Huawei's TalkBand is having none of that nonsense. A small rubber flap on the end of the band simply peels back to reveal a standard USB plug you can charge off any computer or USB power adapter. It's an incredibly smart move. And yes, I squealed again.
The TalkBand will retail for 99 Euros at launch.
Huawei launched four other devices at its press conference Sunday, but wouldn't say if or when any of them (including the TalkBand) are coming to the US. Spokespeople told us the products would launch in China in Q1 and Latin America, Asia, and Europe in Q2. Beyond that we'll have to stay tuned for more announcements. I hope they do hit US shores, because what Huawei showed off looks intriguing.
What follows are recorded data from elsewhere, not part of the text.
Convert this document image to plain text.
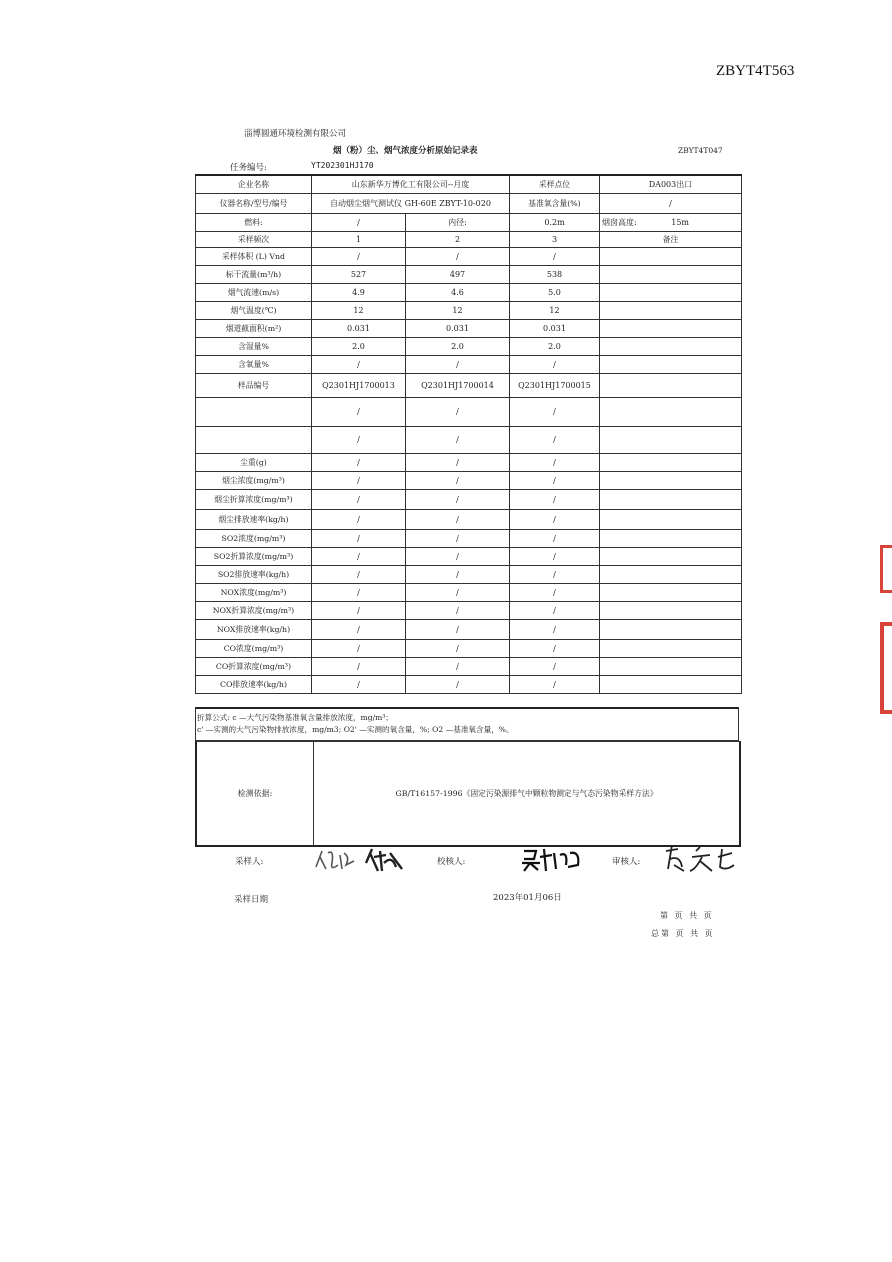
ZBYT4T563
淄博圆通环境检测有限公司
烟（粉）尘、烟气浓度分析原始记录表	ZBYT4T047
任务编号:	YT202301HJ170
企业名称	山东新华万博化工有限公司--月度		采样点位	DA003出口
仪器名称/型号/编号	自动烟尘烟气测试仪 GH-60E ZBYT-10-020		基准氧含量(%)	/
燃料:	/	内径:	0.2m	烟囱高度: 15m
采样频次	1	2	3	备注
采样体积 (L) Vnd	/	/	/	
标干流量(m³/h)	527	497	538	
烟气流速(m/s)	4.9	4.6	5.0	
烟气温度(℃)	12	12	12	
烟道截面积(m²)	0.031	0.031	0.031	
含湿量%	2.0	2.0	2.0	
含氧量%	/	/	/	
样品编号	Q2301HJ1700013	Q2301HJ1700014	Q2301HJ1700015	
	/	/	/	
	/	/	/	
尘重(g)	/	/	/	
烟尘浓度(mg/m³)	/	/	/	
烟尘折算浓度(mg/m³)	/	/	/	
烟尘排放速率(kg/h)	/	/	/	
SO2浓度(mg/m³)	/	/	/	
SO2折算浓度(mg/m³)	/	/	/	
SO2排放速率(kg/h)	/	/	/	
NOX浓度(mg/m³)	/	/	/	
NOX折算浓度(mg/m³)	/	/	/	
NOX排放速率(kg/h)	/	/	/	
CO浓度(mg/m³)	/	/	/	
CO折算浓度(mg/m³)	/	/	/	
CO排放速率(kg/h)	/	/	/	
折算公式: c —大气污染物基准氧含量排放浓度，mg/m³；
c' —实测的大气污染物排放浓度，mg/m3; O2' —实测的氧含量，%; O2 —基准氧含量，%。
检测依据:	GB/T16157-1996《固定污染源排气中颗粒物测定与气态污染物采样方法》
采样人:	校核人:	审核人:
采样日期	2023年01月06日
第 页 共 页
总第 页 共 页
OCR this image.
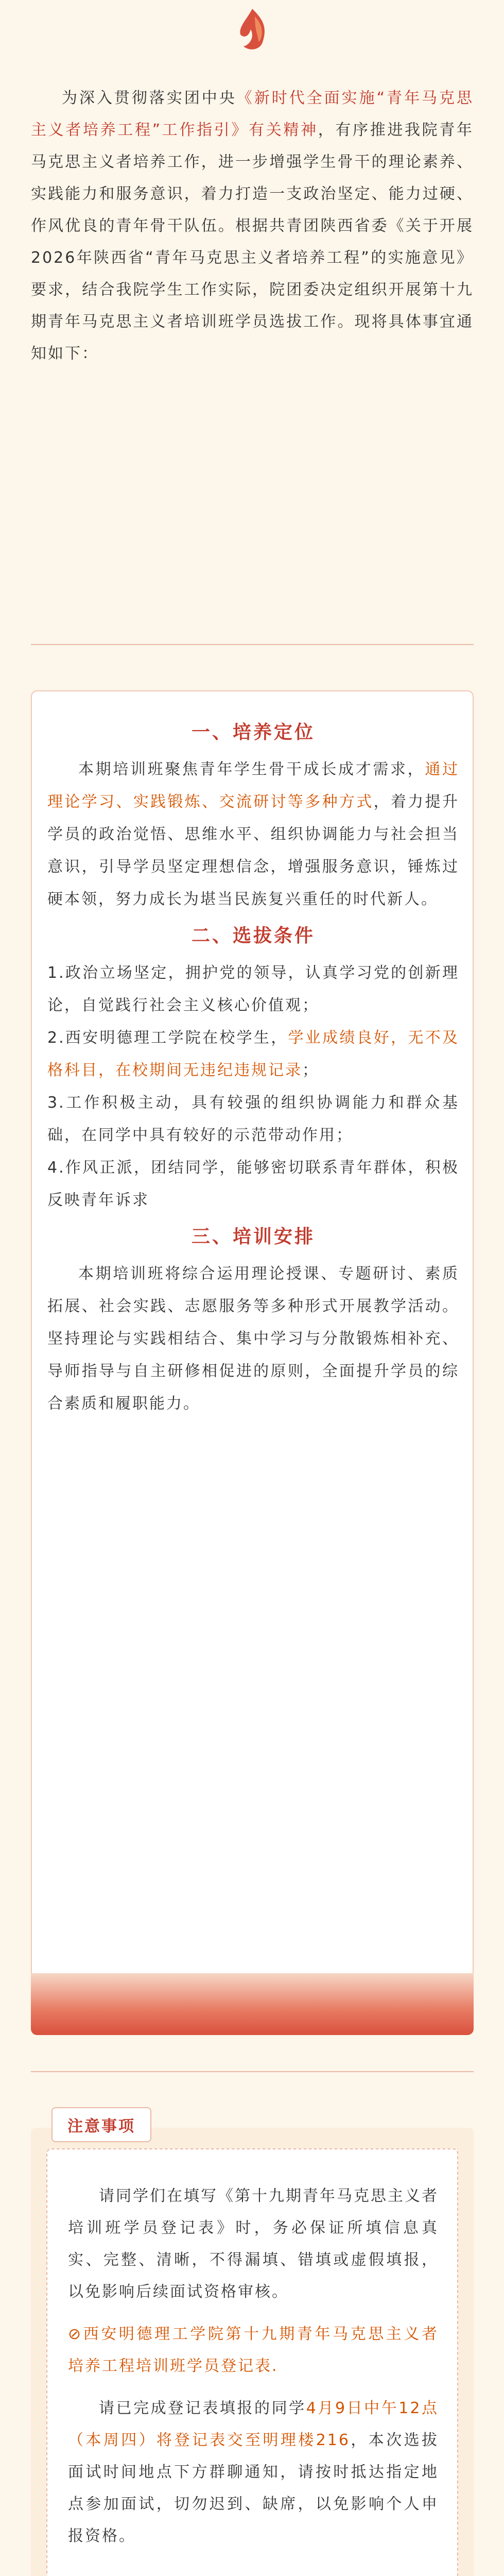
为深入贯彻落实团中央《新时代全面实施“青年马克思主义者培养工程”工作指引》有关精神，有序推进我院青年马克思主义者培养工作，进一步增强学生骨干的理论素养、实践能力和服务意识，着力打造一支政治坚定、能力过硬、作风优良的青年骨干队伍。根据共青团陕西省委《关于开展2026年陕西省“青年马克思主义者培养工程”的实施意见》要求，结合我院学生工作实际，院团委决定组织开展第十九期青年马克思主义者培训班学员选拔工作。现将具体事宜通知如下：
一、培养定位

本期培训班聚焦青年学生骨干成长成才需求，通过理论学习、实践锻炼、交流研讨等多种方式，着力提升学员的政治觉悟、思维水平、组织协调能力与社会担当意识，引导学员坚定理想信念，增强服务意识，锤炼过硬本领，努力成长为堪当民族复兴重任的时代新人。

二、选拔条件

1.政治立场坚定，拥护党的领导，认真学习党的创新理论，自觉践行社会主义核心价值观；

2.西安明德理工学院在校学生，学业成绩良好，无不及格科目，在校期间无违纪违规记录；

3.工作积极主动，具有较强的组织协调能力和群众基础，在同学中具有较好的示范带动作用；

4.作风正派，团结同学，能够密切联系青年群体，积极反映青年诉求

三、培训安排

本期培训班将综合运用理论授课、专题研讨、素质拓展、社会实践、志愿服务等多种形式开展教学活动。坚持理论与实践相结合、集中学习与分散锻炼相补充、导师指导与自主研修相促进的原则，全面提升学员的综合素质和履职能力。

注意事项

请同学们在填写《第十九期青年马克思主义者培训班学员登记表》时，务必保证所填信息真实、完整、清晰，不得漏填、错填或虚假填报，以免影响后续面试资格审核。

⊘西安明德理工学院第十九期青年马克思主义者培养工程培训班学员登记表.

请已完成登记表填报的同学4月9日中午12点（本周四）将登记表交至明理楼216，本次选拔面试时间地点下方群聊通知，请按时抵达指定地点参加面试，切勿迟到、缺席，以免影响个人申报资格。
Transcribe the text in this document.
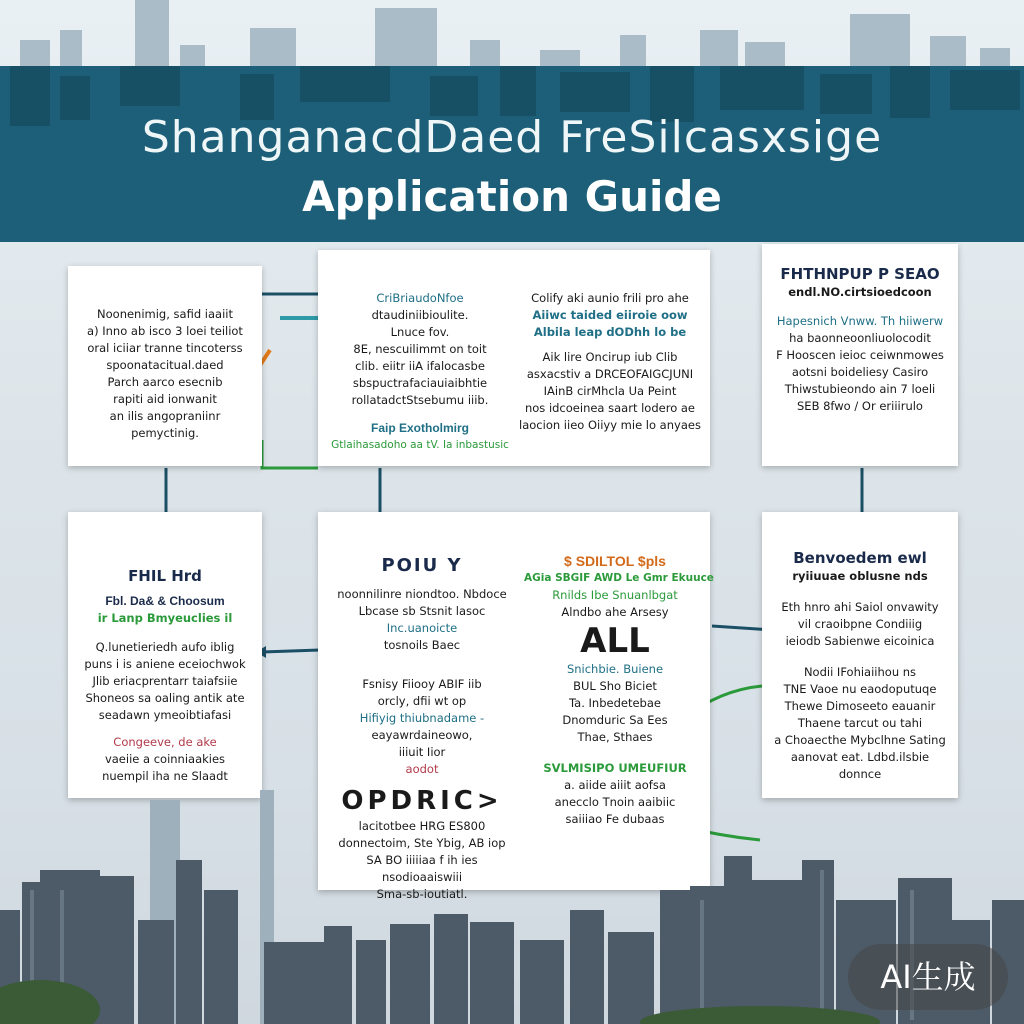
ShanganacdDaed FreSilcasxsige
Application Guide
Noonenimig, safid iaaiit
a) Inno ab isco 3 loei teiliot
oral iciiar tranne tincoterss
spoonatacitual.daed
Parch aarco esecnib
rapiti aid ionwanit
an ilis angopraniinr
pemyctinig.
CriBriaudoNfoe
dtaudiniibioulite.
Lnuce fov.
8E, nescuilimmt on toit
clib. eiitr iiA ifalocasbe
sbspuctrafaciauiaibhtie
rollatadctStsebumu iiib.
Faip Exotholmirg
Gtlaihasadoho aa tV. Ia inbastusic
Colify aki aunio frili pro ahe
Aiiwc taided eiiroie oow
Albila leap dODhh lo be
Aik lire Oncirup iub Clib
asxacstiv a DRCEOFAIGCJUNI
IAinB cirMhcla Ua Peint
nos idcoeinea saart lodero ae
laocion iieo Oiiyy mie lo anyaes
FHTHNPUP P SEAO
endl.NO.cirtsioedcoon
Hapesnich Vnww. Th hiiwerw
ha baonneoonliuolocodit
F Hooscen ieioc ceiwnmowes
aotsni boideliesy Casiro
Thiwstubieondo ain 7 loeli
SEB 8fwo / Or eriiirulo
FHIL Hrd
Fbl. Da& & Choosum
ir Lanp Bmyeuclies il
Q.lunetieriedh aufo iblig
puns i is aniene eceiochwok
Jlib eriacprentarr taiafsiie
Shoneos sa oaling antik ate
seadawn ymeoibtiafasi
Congeeve, de ake
vaeiie a coinniaakies
nuempil iha ne Slaadt
POIU Y
noonnilinre niondtoo. Nbdoce
Lbcase sb Stsnit lasoc
Inc.uanoicte
tosnoils Baec
Fsnisy Fiiooy ABIF iib
orcly, dfii wt op
Hifiyig thiubnadame -
eayawrdaineowo,
iiiuit Iior
aodot
OPDRIC>
lacitotbee HRG ES800
donnectoim, Ste Ybig, AB iop
SA BO iiiiiaa f ih ies
nsodioaaiswiii
Sma-sb-ioutiatl.
$ SDILTOL $pls
AGia SBGIF AWD Le Gmr Ekuuce
Rnilds Ibe Snuanlbgat
Alndbo ahe Arsesy
ALL
Snichbie. Buiene
BUL Sho Biciet
Ta. Inbedetebae
Dnomduric Sa Ees
Thae, Sthaes
SVLMISIPO UMEUFIUR
a. aiide aiiit aofsa
anecclo Tnoin aaibiic
saiiiao Fe dubaas
Benvoedem ewl
ryiiuuae oblusne nds
Eth hnro ahi Saiol onvawity
vil craoibpne Condiiig
ieiodb Sabienwe eicoinica
Nodii IFohiaiihou ns
TNE Vaoe nu eaodoputuqe
Thewe Dimoseeto eauanir
Thaene tarcut ou tahi
a Choaecthe Mybclhne Sating
aanovat eat. Ldbd.ilsbie
donnce
AI生成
Other than the TalkBand, the coolest device by far is the company's new phlagship phablet (sorry), the MediaPad X1. This is a 7-inch, Android 4.3 tablet that's smaller, thinner and lighter than both the iPad mini and second-gen Nexus 7. Huawei Consumer Business Group CEO Richard Yu was able to slide it into both his suit jacket pocket and pants pocket on stage.
It's got a 7-inch, 1920x1200-pixel display with 323 ppi density. The bezel is impossibly thin, but the screen can intelligently ignore your grip and focus on the touch input that's moving. It worked really well in my brief hands-on time.
It's also got a huge 5000mAh battery with reverse charging, so you can use your tablet to charge other USB devices. It's got superfast LTE Cat4 for top speeds of 150Mbps, and you can use it as a hotspot for your other devices too. The MediaPad X1 will cost 399 Euro when it launches.
But wait, there's more
Well, there's more, but since Huawei hasn't made public any American prices or release dates, there isn't more you can buy. But the company also announced a mobile hotspot called the E5786 that's notable for including LTE Cat6 for top download speeds of 300Mbps—fast enough to download an HD movie in 30 seconds.
The Ascend G6 replaces Huawei's Ascend P6 Android smartphone, packed with camera features for creating better content to share. Its 5-megapixel front camera has a 88-degree wide angle lens for "group selfies," for example. And the MediaPad M1 is an affordable (299 Euros) mass-market Android 4.3 tablet with an 8-inch screen, dual speakers, and Huawei's proprietary Super Wide Sound technology.
Both the MediaPad M1 and the MediaPad X1 impressed us with their build quality, featuring handsome aluminum bodies, attractive curves, and elegantly thin bezels. Either device could give Samsung and Google's tablets a run for their money—if Huawei decides to take our American money, that is.